Live Review: Karma Sheen at The 100 Club
WORDS BY ELLA PATENALL
Karma Sheen // Photo by Rob Blackham
An epic night at the iconic 100 Club from London’s psychedelic Hindustani rock band Karma Sheen. It felt like being in a movie and it was a night not to be missed, with support from British Tamil art rocker Kapil Seshasayee.
The night opened with Kapil Seshasayee who was on guitar and vocals, and backed by Diljeet Kaur Bhachu (who also happens to be his wife) on flute and drummer Edwin Stewart McLachlan. His music is eclectic: one moment he’s playing dense jazz chords, the next launching into a dancey track with the repeated refrain “whose bright idea was this?”
Kapil commands attention with his musicality and his songs tackle serious themes. ‘The Pink Mirror’, which is named after queer filmmaker Sridhar Rangayan’s still-banned film, explores the censorship of LGBTQ+ voices, while ‘Hill Station Reprise’ confronts the normalisation of caste in the diaspora. Between songs Kapil spoke about the importance of accessibility and lack thereof in live music, explaining that he livestreams performances during the week for people who can’t attend gigs in person. At a time when musicians keep being told to “keep politics out of music”, Kapil proved himself not just a performer, but a force with something to say.
The flute was especially impressive. It weaved around pounding drums and heavy guitar – sometimes in unison and sometimes as a call and response. The flute isn’t common in rock music, but Diljeet shows us that bands need more flute! Some of Kapil’s guitar lines take on a math-rock quality, adding rhythmic complexity and texture. The acoustic drums are also much more present and full than in his studio recordings, adding drive and urgency to the performance.
By the time Karma Sheen came on, the iconic venue was buzzing with anticipation for the five-piece headliner, with Sameer Khan on lead vocals/guitar, Rod Bourganos on sitar/synth, Grisha Grebennikov on bass, Amad Chima on guitar, and Arun Dhanjal on drums. I noted the diversity of the audience – a proper mixture of ages, ethnicities and styles. A solid turnout for a cold autumnal Tuesday evening.
Blending 70s prog and psychedelia with traditional Indian music, Karma Sheen delivered fusion done right. Sitar lines and drones burst into elaborate guitar solos, all held together by a thick, funky bass groove that anchored everything while the guitars wailed, screamed and twisted into wild shapes, at times even mimicking the timbre of the sitar. The drums were pounding, dynamic and relentless, constantly shifting the energy, and the sitar added that unmistakable fusion magic at all the right moments.
Layered over the top were splashes of harmonium and theremin, adding a touch of cosmic wonkiness that expanded the sound even further, while the rhythm guitar gave everything extra shimmer and sparkle. The vocals – rooted in formal training from the Shaam Chaurasi Gharana, a 600-year lineage and tradition in Hindustani classical music – sat atop the cacophony giving them their signature Hindustani sound.
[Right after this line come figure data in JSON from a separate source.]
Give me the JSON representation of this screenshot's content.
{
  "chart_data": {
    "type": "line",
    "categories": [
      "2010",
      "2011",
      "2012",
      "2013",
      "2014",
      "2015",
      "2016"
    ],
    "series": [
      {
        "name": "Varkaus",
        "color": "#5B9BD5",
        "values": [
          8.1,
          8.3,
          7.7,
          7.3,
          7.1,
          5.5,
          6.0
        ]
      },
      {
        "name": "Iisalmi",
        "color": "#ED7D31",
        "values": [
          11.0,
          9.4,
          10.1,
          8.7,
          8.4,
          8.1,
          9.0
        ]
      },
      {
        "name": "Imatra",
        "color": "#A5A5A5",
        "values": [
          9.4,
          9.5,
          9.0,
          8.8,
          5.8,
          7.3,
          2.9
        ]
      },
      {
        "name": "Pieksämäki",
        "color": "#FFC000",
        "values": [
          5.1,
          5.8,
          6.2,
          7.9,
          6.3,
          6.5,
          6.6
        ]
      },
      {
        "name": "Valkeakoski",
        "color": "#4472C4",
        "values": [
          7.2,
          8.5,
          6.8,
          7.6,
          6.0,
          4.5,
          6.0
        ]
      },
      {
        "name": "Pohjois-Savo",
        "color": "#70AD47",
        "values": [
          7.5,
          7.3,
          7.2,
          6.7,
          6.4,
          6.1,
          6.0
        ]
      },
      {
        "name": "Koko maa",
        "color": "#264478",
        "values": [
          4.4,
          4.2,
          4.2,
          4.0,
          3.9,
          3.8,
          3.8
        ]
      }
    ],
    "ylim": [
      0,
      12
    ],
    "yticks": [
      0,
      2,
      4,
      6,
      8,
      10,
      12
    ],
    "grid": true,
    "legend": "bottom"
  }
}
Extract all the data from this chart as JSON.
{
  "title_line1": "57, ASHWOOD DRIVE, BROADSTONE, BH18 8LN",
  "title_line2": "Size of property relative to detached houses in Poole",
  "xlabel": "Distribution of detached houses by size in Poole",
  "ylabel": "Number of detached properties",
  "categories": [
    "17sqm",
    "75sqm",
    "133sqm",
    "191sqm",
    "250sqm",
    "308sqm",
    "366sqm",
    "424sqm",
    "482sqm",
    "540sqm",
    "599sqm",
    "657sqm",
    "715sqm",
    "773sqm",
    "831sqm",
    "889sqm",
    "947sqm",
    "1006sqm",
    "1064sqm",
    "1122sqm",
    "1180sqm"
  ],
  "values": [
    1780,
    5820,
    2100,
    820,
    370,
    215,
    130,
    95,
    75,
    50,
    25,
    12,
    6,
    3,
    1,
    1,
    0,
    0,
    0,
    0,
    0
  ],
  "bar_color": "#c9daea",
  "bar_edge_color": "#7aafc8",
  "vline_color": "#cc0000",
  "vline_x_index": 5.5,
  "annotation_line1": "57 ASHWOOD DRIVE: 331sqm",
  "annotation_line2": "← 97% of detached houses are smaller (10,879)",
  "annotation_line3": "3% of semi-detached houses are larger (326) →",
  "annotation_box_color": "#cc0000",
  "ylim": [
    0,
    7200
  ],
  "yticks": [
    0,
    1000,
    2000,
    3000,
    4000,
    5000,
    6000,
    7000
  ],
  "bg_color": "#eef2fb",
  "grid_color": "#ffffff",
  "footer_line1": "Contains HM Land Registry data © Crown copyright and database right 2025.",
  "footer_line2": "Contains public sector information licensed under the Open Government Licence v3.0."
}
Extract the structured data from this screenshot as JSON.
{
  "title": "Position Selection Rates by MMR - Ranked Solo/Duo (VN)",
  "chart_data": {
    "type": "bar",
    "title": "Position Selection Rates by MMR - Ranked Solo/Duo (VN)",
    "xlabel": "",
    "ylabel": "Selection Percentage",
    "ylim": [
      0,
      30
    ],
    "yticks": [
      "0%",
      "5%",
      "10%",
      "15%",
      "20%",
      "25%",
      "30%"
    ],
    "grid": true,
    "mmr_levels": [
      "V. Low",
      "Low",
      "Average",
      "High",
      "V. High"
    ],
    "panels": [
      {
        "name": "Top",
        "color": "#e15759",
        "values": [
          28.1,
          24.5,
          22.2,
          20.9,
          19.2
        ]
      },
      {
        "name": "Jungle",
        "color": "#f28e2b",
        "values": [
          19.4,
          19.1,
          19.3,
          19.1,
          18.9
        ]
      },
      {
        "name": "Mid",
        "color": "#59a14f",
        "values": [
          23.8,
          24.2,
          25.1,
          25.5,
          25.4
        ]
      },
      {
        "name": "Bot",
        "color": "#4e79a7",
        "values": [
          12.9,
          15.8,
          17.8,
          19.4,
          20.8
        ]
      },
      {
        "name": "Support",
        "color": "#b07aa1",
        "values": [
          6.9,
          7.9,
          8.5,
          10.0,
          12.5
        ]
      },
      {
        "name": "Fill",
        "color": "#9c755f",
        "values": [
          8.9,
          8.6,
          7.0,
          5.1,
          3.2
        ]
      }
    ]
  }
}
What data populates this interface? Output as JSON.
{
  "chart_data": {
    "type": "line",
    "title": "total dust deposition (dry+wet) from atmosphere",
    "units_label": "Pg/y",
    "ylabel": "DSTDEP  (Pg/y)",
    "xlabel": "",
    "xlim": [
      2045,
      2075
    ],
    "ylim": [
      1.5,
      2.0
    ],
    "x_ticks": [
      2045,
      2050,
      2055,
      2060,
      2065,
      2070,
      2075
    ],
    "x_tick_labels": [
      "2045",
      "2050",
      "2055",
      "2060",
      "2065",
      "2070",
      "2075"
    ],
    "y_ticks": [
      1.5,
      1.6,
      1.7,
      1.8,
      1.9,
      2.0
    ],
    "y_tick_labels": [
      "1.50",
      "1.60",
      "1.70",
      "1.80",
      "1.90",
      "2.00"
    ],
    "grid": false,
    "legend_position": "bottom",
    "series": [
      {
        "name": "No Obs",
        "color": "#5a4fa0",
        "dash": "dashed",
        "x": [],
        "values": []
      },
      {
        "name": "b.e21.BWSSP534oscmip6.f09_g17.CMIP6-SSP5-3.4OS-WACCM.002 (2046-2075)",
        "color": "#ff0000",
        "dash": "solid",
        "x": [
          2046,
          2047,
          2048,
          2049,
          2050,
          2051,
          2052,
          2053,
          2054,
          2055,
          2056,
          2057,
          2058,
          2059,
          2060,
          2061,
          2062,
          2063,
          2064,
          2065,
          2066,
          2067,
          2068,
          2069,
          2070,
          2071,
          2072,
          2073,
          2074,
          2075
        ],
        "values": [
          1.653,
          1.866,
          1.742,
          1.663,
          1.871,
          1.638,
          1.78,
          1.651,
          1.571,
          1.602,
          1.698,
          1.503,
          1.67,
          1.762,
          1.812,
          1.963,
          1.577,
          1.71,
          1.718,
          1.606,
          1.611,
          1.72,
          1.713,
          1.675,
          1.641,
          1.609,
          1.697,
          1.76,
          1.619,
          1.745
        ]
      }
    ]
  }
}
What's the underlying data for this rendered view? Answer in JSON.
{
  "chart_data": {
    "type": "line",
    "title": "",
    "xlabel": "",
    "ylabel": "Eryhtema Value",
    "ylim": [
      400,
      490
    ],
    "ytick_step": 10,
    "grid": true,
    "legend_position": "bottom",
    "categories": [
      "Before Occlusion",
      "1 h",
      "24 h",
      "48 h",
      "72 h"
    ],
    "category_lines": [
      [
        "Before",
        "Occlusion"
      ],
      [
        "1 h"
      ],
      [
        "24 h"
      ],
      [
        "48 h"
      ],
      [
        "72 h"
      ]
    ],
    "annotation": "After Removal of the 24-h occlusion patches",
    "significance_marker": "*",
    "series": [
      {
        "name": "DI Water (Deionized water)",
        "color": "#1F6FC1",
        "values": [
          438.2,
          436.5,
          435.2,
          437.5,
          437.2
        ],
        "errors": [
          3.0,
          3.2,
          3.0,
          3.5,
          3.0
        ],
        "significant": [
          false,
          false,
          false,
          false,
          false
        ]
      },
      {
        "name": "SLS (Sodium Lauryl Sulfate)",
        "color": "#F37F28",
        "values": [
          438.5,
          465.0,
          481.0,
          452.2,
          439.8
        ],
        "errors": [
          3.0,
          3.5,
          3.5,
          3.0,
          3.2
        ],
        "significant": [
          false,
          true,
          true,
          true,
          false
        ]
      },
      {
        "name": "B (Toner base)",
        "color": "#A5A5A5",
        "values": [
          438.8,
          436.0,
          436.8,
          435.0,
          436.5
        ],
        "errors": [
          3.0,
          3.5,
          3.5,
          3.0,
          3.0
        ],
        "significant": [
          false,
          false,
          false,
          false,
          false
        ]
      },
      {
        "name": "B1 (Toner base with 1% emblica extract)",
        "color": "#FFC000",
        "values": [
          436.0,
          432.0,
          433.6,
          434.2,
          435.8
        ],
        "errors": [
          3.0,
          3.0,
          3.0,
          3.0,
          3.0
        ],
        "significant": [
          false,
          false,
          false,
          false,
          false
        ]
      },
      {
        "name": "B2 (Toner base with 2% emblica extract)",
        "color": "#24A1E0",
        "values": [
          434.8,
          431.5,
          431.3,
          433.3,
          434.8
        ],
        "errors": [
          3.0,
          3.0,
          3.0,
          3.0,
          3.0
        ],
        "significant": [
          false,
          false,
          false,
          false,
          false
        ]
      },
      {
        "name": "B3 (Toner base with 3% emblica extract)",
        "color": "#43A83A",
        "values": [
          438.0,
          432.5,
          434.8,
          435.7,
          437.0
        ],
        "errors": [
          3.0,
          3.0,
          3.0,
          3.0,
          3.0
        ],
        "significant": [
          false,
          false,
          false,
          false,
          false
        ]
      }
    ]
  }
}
Altogether it formed a dense, textured, unmistakably thick sonic experience. It was completely mesmerising – the kind of set you couldn’t look away from, a real you-had-to-be-there moment. The band had the room moving, commanding hands in the air and telling us to “get our dance on”. And if the atmosphere wasn’t already electric enough, the one and only Sir Jimmy Page was in the crowd – a quiet seal of approval from a rock legend. All in all, it was a hypnotic performance that had the whole room locked in.